Buddy Holly's wife, María Elena, watched the first reports of his death on television. Pregnant and a widow after six months of marriage, she miscarried the next day, reportedly due to psychological trauma. His mother, who heard the news on the radio in Lubbock, Texas, collapsed. Because of María Elena's miscarriage, the authorities, in the months following, implemented a policy against announcing victims’ names until after families are informed. María Elena Holly did not attend the funeral, and has never visited the gravesite. She later said in an interview: "In a way, I blame myself. I was not feeling well when he left. I was two weeks pregnant, and I wanted Buddy to stay with me, but he had scheduled that tour. It was the only time I wasn't with him. And I blame myself because I know that, if only I had gone along, Buddy never would have gotten into that airplane."
Waylon Jennings and Tommy Allsup continued the tour for two more weeks, featuring Jennings as the lead singer. Jennings, who became a popular country singer in later years, was always haunted by the tragedy.
Buddy's funeral was held on February 7, 1959, at the Tabernacle Baptist Church in Lubbock.The service was officiated by Ben D. Johnson, who had presided at the Hollys' wedding just months earlier. The pallbearers were Jerry Allison, Joe B. Mauldin, Niki Sullivan, Bob Montgomery, Sonny Curtis and Phil Everly.Holly's body was interred in the City of Lubbock Cemetery. His headstone carries the correct spelling of his surname (Holley) and a carving of his Fender Stratocaster guitar.
At 17, Valens was the youngest to die on the flight. Ritchie Valens is interred at San Fernando Mission Cemetery in Mission Hills, California.

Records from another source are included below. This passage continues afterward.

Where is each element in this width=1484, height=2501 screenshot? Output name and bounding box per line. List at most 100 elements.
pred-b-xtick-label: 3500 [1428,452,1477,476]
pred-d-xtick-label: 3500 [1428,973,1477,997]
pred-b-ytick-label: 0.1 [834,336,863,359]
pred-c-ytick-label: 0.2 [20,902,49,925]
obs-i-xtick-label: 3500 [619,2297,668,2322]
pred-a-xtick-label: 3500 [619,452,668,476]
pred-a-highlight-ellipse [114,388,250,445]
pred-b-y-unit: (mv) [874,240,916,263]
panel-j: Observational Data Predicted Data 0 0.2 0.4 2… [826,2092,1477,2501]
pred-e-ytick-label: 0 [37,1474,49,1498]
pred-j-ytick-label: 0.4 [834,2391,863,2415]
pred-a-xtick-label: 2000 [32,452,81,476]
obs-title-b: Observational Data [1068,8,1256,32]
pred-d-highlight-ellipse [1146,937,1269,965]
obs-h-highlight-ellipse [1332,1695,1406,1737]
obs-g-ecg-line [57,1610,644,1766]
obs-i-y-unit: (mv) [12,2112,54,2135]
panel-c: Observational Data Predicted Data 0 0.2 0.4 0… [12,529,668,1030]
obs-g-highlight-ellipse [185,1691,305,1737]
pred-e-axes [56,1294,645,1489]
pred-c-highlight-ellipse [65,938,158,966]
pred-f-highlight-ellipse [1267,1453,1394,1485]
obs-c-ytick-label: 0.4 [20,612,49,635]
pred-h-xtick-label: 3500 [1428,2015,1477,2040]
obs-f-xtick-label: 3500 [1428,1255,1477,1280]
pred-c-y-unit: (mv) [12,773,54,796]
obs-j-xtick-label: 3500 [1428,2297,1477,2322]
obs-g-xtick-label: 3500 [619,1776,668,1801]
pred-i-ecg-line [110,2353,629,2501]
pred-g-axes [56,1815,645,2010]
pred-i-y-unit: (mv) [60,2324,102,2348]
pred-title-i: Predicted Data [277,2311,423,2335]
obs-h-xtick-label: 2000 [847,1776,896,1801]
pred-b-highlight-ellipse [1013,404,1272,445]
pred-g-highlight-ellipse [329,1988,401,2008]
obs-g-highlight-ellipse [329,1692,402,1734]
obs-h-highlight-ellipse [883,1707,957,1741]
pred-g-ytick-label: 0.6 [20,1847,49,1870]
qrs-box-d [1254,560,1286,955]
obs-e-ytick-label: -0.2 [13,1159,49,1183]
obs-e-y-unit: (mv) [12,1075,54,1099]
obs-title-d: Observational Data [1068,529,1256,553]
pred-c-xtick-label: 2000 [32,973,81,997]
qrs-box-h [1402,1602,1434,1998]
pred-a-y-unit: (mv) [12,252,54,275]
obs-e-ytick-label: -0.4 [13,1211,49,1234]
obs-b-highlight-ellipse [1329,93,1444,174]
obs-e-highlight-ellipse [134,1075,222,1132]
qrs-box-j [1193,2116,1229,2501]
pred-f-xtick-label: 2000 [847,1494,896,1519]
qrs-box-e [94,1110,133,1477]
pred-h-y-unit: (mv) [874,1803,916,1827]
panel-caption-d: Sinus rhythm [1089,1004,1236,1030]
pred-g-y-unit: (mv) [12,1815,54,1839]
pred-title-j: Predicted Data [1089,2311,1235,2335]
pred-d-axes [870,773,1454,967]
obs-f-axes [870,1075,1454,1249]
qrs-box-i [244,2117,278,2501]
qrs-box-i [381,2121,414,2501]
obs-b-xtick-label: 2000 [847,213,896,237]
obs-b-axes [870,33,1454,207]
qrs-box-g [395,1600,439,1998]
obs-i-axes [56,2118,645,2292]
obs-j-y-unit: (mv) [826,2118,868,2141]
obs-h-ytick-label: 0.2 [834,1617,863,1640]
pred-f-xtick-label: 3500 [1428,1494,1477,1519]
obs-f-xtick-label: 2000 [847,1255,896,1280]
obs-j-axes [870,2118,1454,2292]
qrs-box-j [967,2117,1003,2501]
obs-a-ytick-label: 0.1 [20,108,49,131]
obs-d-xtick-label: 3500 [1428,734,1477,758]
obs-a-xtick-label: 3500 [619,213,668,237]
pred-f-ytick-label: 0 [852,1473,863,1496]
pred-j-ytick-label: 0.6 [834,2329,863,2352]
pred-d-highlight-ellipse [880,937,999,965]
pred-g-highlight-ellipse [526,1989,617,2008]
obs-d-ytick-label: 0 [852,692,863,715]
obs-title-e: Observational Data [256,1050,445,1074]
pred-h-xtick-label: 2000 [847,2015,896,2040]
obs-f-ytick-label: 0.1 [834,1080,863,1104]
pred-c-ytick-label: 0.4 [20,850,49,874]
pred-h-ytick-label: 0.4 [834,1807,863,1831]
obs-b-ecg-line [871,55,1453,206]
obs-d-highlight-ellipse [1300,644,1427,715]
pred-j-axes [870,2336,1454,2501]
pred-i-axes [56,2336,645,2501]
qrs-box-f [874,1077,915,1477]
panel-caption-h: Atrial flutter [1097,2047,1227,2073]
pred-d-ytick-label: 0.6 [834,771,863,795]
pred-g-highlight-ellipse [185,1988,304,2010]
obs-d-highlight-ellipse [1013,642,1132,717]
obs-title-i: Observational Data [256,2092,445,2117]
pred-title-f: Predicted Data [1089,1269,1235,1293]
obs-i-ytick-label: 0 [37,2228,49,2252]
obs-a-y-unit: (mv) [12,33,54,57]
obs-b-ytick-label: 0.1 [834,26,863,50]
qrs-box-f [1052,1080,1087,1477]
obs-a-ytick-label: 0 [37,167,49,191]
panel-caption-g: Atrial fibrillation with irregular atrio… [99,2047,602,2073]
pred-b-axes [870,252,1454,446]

J.P. Richardson was survived by his wife and four-year-old daughter. His son, Jay Perry Richardson, was born two months later in April 1959. At the time of his death, Richardson had been building a recording studio in his home in Beaumont, Texas, and was also planning to invest in the ownership of a radio station. He had written 20 new songs he planned to record himself or with other artists. Jay Perry Richardson took up a musical career and is known professionally as "The Big Bopper, Jr.," and has performed around the world. He has toured on the "Winter Dance Party" tour with Buddy Holly impersonator John Mueller on some of the stages where his father performed.
The first song to commemorate the musicians was “Three Stars” by Eddie Cochran. The accident was later most famously the subject of the 1971 Don McLean song “American Pie.” The song dubbed it in popular culture as "The Day The Music Died," which for McLean, symbolized the "loss of innocence" of the early rock-and-roll generation.